7 申立人は、昭和三九年ごろ宅地建物取引業を目的として設定された同族会社であり、その実際の経営は申立人代表者の夫である東園朝義(専務取締役)がなしていたところ、同人は宅地建物取引業法違反の罪により昭和四二年一〇月から服役中であるため、その子である東園正義(当二四才)東園裕康(当二三才)らが現に申立人代表者らと協力して、営業をなしている。」
そこで、本件借地権の譲渡が相手方(賃貸人)に対し不利となる虞れが存するか否かについて考察する。右にいう不利となる虞れの有無の判断の基準は申立人(譲受人)の経済的、社会的信用度からして、賃貸借関係における信頼関係を維持することができるか否かの点に求むべきものと考える。本件についてこれをみるに、申立人は、前叙認定のとおり、宅地建物取引業を営む同族会社であつて、その中心的人物たる東園朝義が服役中である点、その社会的信用は必ずしも充分であるとはいえないけれども、現在その子らが右朝義の妻と協力して右営業を継続しているのであり、毎月の本件賃料三〇〇〇円の支払につき、ことさら不安の念をいだかせる程経済的信用に欠けるところがあるとも思えない。尤も、申立人は、その営業の目的からして、本件建物を更に他に転売する可能性はあるけれども、それによつて、直ちに、相手方が不利となる虞れがあるものともなし難い。けだし、若し、相手方に対し、承諾を求めて転売するのであれば、新たな譲受人との関係で、改めて不利となる虞れがないかどうかが吟味されることとなり、又若し、背信的に無断譲渡するのであれば契約解除の道が残されているからである。従つて、賃貸借関係における信頼関係は、一応保持できるものというべく相手方主張の承諾拒否の理由は、相手方に不利となる虞れある事由とは言えず、結局、本件借地権の譲渡は、相手方において譲渡禁止の特約につき善意な申立人に対する関係で承諾を拒むに足る正当な事由がないことに帰する。されば、本件借地権の残存期間、申立人の借地権譲受を必要とす事情等諸般の事情からして、本件については、借地権の譲渡を許可するのが相当である。
なお、借地条件の変更の必要性等に関しては、本件建物の構造、借地の位置、時価、適正地代からして、その期間、地代等借地条件につき、ことさらこれを変更すべき必要性は認め難く、当事者間の利益の衡平の点からしても、特に申立人に反対給付をなさしめるべき必要性も認め難い。
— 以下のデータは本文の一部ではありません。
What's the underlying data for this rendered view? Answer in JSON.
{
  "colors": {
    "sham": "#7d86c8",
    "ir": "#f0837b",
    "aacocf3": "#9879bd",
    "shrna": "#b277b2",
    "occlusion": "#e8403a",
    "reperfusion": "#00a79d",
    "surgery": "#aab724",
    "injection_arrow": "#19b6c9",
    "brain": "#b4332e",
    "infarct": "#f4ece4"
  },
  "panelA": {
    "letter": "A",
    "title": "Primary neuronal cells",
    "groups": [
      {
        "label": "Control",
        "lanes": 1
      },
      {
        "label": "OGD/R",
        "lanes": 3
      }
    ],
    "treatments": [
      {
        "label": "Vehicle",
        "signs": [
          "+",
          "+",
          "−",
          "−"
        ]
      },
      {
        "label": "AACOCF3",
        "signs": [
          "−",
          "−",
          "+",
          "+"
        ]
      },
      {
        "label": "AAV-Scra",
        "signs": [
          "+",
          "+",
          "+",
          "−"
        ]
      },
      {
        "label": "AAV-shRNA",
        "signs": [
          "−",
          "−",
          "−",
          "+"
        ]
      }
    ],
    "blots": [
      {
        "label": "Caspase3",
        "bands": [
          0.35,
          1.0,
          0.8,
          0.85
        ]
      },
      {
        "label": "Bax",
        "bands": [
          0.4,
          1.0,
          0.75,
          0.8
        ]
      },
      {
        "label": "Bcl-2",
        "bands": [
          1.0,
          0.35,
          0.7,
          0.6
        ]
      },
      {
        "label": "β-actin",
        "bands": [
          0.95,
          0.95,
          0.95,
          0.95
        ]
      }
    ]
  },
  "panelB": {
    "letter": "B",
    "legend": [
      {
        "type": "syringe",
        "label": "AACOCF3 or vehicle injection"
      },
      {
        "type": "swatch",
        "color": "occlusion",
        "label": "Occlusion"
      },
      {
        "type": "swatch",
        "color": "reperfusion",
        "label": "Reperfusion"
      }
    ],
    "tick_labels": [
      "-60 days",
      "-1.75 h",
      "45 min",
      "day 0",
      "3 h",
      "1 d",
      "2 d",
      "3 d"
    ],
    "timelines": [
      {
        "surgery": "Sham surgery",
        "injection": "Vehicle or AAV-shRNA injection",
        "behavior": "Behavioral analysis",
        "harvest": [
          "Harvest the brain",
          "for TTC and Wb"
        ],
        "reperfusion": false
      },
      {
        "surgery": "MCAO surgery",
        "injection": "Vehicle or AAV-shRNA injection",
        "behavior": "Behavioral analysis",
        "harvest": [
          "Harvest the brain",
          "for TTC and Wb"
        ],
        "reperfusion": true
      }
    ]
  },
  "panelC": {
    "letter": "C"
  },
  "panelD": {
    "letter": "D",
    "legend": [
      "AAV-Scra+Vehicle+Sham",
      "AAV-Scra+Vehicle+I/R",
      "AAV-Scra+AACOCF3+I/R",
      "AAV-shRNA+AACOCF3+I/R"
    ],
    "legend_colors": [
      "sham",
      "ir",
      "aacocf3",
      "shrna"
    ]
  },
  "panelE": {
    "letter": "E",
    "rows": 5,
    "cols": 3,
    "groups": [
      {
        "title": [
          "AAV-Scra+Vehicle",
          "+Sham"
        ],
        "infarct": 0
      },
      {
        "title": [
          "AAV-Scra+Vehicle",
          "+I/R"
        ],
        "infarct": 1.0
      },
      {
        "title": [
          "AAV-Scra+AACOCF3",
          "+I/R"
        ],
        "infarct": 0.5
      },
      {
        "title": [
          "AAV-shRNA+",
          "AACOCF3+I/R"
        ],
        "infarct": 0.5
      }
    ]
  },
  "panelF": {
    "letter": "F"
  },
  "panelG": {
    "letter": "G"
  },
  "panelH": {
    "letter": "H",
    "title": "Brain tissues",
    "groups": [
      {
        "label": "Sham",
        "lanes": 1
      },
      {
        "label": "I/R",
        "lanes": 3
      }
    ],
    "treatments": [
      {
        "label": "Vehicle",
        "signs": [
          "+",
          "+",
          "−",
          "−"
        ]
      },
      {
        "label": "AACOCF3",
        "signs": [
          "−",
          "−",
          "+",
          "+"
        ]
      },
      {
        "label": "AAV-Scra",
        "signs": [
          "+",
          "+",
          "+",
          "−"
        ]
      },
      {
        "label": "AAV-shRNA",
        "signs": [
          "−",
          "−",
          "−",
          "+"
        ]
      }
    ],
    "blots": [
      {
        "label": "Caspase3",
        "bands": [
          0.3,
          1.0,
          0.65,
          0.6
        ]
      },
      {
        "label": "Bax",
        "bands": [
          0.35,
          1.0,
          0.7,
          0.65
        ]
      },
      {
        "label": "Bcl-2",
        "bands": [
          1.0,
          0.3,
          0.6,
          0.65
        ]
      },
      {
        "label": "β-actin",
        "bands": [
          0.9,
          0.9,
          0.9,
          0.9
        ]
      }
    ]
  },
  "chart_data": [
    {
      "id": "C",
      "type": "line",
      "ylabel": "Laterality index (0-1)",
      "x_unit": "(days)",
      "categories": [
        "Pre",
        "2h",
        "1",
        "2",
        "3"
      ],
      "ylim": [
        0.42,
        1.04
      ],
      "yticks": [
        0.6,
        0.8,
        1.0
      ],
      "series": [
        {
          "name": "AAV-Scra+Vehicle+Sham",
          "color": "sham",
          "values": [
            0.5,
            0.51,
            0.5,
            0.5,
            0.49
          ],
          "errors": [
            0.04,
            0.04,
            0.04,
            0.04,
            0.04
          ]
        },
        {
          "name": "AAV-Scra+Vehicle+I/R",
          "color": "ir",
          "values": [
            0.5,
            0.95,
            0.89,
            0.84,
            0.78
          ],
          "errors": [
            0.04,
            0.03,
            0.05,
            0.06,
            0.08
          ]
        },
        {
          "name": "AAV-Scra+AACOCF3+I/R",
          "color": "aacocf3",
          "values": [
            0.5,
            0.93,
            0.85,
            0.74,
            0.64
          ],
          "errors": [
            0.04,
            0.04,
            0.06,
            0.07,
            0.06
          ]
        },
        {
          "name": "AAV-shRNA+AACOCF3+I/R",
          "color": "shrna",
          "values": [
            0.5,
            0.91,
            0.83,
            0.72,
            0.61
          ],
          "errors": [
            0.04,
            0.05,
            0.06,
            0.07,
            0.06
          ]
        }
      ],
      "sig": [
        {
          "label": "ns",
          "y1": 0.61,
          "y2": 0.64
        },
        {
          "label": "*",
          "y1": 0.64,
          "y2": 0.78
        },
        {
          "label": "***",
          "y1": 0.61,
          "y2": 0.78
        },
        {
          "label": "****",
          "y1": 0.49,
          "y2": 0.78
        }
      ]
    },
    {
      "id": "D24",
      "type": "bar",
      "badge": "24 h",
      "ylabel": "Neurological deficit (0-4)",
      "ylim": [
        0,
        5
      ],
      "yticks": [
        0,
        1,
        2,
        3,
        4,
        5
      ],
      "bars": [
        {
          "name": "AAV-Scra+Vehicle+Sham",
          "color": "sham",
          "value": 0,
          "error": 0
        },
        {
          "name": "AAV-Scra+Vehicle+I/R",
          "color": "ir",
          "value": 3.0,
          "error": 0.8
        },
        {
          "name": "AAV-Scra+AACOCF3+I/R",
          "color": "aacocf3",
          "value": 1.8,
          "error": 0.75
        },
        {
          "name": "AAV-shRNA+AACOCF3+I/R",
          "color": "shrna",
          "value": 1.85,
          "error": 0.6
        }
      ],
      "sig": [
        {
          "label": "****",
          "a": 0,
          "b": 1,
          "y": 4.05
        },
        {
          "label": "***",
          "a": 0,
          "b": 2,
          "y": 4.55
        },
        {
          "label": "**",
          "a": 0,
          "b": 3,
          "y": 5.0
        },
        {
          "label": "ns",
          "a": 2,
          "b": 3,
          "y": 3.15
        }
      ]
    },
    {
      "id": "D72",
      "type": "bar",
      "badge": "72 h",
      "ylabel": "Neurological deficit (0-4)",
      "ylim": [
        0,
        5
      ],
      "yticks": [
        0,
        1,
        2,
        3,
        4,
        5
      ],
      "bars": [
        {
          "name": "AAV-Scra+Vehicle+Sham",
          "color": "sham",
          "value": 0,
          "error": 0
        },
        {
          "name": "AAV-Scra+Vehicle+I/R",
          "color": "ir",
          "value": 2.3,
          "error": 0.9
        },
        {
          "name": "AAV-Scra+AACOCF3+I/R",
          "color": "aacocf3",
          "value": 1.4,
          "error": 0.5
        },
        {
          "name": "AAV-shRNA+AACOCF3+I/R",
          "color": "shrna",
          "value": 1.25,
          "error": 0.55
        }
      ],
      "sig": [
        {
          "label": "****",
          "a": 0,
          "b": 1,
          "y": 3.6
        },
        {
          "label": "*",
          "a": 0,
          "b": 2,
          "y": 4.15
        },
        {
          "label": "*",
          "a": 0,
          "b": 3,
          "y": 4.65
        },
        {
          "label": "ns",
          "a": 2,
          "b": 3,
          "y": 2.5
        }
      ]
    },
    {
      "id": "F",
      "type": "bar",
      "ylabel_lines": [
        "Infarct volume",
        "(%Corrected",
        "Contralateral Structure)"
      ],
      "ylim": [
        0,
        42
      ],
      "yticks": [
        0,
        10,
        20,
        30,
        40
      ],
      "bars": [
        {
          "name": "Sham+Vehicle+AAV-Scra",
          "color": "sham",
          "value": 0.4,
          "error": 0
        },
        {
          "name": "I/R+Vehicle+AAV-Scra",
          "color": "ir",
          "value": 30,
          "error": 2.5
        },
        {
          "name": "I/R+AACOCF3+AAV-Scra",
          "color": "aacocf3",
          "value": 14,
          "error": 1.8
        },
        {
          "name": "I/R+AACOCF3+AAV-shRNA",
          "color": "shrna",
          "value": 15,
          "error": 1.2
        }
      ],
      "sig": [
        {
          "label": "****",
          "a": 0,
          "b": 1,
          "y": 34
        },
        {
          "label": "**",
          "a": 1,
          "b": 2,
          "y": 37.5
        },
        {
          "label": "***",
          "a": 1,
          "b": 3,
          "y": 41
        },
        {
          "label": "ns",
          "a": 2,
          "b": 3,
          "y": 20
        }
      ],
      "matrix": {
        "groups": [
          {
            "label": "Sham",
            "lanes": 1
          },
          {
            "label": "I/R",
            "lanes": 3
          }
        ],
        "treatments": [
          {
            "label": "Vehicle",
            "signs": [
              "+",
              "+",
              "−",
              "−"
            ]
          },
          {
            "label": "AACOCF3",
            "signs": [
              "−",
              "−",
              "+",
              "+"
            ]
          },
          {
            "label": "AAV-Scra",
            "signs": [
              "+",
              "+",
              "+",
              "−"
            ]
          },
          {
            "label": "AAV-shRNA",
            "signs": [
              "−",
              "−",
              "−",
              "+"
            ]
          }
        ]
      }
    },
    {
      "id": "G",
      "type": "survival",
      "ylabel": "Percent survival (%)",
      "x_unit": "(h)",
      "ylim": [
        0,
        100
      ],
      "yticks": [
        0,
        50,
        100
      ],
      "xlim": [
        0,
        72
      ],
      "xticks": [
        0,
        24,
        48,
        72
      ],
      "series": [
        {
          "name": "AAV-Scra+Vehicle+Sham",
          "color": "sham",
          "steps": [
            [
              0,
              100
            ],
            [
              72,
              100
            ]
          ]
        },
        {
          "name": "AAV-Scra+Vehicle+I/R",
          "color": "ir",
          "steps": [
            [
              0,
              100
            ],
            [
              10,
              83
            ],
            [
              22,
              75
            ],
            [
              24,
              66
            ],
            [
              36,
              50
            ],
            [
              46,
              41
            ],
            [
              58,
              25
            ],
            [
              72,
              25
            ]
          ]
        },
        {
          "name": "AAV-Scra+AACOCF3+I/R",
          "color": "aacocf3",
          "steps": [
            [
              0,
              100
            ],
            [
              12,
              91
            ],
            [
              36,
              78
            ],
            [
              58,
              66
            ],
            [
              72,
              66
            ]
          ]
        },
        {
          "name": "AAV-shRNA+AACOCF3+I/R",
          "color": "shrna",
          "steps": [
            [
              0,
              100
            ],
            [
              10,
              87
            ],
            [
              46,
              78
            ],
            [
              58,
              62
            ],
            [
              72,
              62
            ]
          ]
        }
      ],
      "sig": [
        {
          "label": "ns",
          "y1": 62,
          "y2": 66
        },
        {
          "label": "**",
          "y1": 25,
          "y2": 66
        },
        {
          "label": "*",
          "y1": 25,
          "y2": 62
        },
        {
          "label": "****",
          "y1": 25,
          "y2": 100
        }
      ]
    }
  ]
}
以上の次第によつて、主文のとおり決定する。(中村行雄)
目 録
(一) 目的土地の表示
北九州市小倉区大字蒲生字下ヤシキ九二〇番地の五
畑三畝のうち五〇坪(別紙添付図面中赤斜線をもつて囲む(A)の部分)
所有者相手方
(二) 建物の表示
同所、家屋番号蒲生九二〇番の五
木造スレート葺平家建、事務所兼工場
床面積六六・一一平方メートル所有者申立人
(三) 借地権の表示
(1) クリーニング工場の建物(右(二)の建物)所有を目的とする昭和三六年二月一日付賃貸借契約に基づく右(一)の土地に対する借地権
(2) 存続期間昭和三六年二月一日から昭和五六年一月三一日まで。
(3) 賃料一カ月三、〇〇〇円毎月初日当月分を持参払。
(4) 賃貸人の承諾なく賃借物件の使用目的を変更しないこと。
(5) 奨約終了の際、賃借人は直ちに賃借物件を原状に復して返還すること。
(6) その他の特約事項は、借地の面積を除き、福岡法務局所属公証人藤崎作成第二五、〇九三号土地賃貸借契約公正証書に記載されているとおり。